Mr Hannam made the decision to borrow it more than two years early, in July 2014, because he believed national interest rates would rise.
But his speculation turned out to be a king-size waste of cash after the increase simply did not happen.
It means the £95 million has been sitting largely untouched in the council’s bank account.
And every month the council has been forced to make a repayment at a fixed interest rate.
Labour councillor Kevin Wilson said: “I have calculated that this early borrowing has cost the council around £2.5 million in interest.
“That is a huge sum of money to pay out in a year when this council has to cut £20 million from its budget.”
Former council leader Mr Wilson forced Mr Hannam to reveal the cost of the interest rate blunder during last week’s audit committee.
While he does not blame the finance director for his decision, he is questioning the wisdom of high-ranking officers being allowed to borrow money without consultation.
“I find it peculiar that councillors did not have to be informed,” he said.
“If the interest rates had risen, it would have been a brilliant decision. In hindsight it backfired and was a bad one.”
A council spokesman said early borrowing was “standard practice” among many local authorities.
He said: “We took the decision last year to borrow the bulk of the money, £95m, to fund our new, state of the art MK Waste Recovery Park.
“At the time we secured a fixed interest rate of 3.8 per cent, which, for a 25-year loan, is very competitive.
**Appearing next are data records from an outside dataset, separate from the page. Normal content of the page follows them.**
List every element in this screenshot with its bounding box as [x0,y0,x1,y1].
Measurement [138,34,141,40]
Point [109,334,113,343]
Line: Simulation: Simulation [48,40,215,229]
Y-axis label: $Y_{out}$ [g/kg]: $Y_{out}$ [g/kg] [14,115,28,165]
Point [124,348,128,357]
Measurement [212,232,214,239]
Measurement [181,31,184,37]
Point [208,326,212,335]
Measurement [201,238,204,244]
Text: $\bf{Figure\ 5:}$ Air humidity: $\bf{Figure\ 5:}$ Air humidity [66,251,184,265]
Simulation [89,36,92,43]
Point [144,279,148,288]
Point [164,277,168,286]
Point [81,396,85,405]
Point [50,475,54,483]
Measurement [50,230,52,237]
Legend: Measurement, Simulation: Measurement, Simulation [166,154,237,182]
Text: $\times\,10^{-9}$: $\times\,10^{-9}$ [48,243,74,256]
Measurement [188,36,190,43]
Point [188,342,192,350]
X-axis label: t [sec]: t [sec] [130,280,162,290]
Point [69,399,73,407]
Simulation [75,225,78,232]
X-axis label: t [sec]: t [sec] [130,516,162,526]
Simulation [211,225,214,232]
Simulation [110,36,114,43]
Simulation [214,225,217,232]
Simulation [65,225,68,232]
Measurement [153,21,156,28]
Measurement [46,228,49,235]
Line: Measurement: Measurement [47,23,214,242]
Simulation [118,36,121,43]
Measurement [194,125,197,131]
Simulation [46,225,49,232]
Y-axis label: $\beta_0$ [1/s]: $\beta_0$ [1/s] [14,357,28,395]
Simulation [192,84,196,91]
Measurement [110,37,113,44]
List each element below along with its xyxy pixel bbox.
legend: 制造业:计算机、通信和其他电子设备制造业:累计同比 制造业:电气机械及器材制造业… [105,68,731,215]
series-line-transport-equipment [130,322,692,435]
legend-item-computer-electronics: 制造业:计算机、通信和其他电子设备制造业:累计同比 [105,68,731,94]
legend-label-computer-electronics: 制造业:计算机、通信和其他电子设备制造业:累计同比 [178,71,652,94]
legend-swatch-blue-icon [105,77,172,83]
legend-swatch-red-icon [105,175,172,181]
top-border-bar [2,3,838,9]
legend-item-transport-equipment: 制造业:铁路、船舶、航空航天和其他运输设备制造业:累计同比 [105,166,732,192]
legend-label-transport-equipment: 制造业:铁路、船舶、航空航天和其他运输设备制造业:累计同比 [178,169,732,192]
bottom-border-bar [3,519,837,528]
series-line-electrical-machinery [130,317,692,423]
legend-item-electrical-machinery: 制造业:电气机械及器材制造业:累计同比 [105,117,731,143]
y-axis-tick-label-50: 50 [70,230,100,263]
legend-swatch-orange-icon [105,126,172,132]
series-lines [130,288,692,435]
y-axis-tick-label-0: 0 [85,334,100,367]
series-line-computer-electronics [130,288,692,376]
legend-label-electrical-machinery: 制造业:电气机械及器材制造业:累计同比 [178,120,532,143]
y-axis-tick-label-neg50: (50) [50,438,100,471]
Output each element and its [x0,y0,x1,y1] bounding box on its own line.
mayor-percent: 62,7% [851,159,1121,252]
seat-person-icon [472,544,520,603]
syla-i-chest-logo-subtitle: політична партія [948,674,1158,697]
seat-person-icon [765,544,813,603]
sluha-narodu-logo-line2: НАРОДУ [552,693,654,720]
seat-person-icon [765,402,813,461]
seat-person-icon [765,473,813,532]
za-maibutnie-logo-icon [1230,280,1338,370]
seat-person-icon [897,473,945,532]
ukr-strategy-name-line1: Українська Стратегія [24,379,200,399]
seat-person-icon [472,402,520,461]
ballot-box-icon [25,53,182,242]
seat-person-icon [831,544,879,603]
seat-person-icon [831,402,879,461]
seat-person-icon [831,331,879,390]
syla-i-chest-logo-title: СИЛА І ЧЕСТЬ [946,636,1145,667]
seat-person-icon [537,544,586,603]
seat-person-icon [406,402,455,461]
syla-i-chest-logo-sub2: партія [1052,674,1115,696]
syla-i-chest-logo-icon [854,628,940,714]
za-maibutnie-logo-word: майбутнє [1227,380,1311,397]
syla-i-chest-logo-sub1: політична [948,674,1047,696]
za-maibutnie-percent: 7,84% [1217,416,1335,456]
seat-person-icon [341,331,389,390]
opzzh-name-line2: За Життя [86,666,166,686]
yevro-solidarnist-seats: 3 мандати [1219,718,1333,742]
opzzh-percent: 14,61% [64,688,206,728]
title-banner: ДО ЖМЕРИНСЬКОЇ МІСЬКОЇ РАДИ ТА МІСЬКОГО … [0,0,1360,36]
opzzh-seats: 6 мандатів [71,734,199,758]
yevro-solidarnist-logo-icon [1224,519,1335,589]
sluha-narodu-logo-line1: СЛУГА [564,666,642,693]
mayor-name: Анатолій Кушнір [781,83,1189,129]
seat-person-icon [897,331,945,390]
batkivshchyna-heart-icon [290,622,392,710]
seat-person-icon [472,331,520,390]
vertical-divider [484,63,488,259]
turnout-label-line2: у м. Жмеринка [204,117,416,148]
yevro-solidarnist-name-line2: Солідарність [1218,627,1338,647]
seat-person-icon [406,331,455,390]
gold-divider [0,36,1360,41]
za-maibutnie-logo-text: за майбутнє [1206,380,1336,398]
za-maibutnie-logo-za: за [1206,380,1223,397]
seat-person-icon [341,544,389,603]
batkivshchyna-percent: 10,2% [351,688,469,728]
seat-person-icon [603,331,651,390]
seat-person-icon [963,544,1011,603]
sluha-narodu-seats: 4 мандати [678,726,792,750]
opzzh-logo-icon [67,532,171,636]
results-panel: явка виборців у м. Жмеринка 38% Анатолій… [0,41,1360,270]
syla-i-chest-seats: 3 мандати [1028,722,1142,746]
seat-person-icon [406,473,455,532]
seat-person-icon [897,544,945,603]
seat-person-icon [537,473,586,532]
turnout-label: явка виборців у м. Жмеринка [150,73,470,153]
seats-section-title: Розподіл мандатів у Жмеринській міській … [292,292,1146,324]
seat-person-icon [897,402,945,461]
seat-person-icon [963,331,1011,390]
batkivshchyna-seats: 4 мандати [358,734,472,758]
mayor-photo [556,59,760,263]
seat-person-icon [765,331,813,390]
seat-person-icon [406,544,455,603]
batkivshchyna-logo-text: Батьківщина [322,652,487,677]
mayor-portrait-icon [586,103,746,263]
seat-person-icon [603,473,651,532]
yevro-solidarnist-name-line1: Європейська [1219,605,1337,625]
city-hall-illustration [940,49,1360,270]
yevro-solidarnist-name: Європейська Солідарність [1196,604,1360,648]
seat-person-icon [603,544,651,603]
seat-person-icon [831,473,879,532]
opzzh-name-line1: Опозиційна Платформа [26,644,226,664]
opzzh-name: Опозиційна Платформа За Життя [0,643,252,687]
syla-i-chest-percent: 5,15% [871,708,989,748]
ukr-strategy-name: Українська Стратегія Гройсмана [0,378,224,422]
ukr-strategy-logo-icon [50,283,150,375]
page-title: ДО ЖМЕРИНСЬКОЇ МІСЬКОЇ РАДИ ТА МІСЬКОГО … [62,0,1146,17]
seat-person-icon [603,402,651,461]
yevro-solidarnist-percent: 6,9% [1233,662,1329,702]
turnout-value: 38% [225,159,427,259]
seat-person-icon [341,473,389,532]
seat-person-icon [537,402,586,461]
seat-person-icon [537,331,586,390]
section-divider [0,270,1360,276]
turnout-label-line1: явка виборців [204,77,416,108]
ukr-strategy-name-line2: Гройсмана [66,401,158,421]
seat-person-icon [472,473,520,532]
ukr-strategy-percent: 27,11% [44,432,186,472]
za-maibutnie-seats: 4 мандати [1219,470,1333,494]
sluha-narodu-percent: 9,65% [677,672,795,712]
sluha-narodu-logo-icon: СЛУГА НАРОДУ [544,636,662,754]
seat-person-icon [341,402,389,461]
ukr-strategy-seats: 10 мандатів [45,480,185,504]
Over that length of time interest rates could well vary significantly – and all indicators are that they will rise – so we had to balance the risk.”
The Waste Recovery Park will include an anaerobic treatment plant to cut the amount of waste sent to landfill by 95 per cent.
The council says the facility will save millions of pounds by bringing together the technologies to treat ‘black sack’ waste collected from homes all over the city.
It will be completed in January and, following rigorous testing, will be fully operational next September.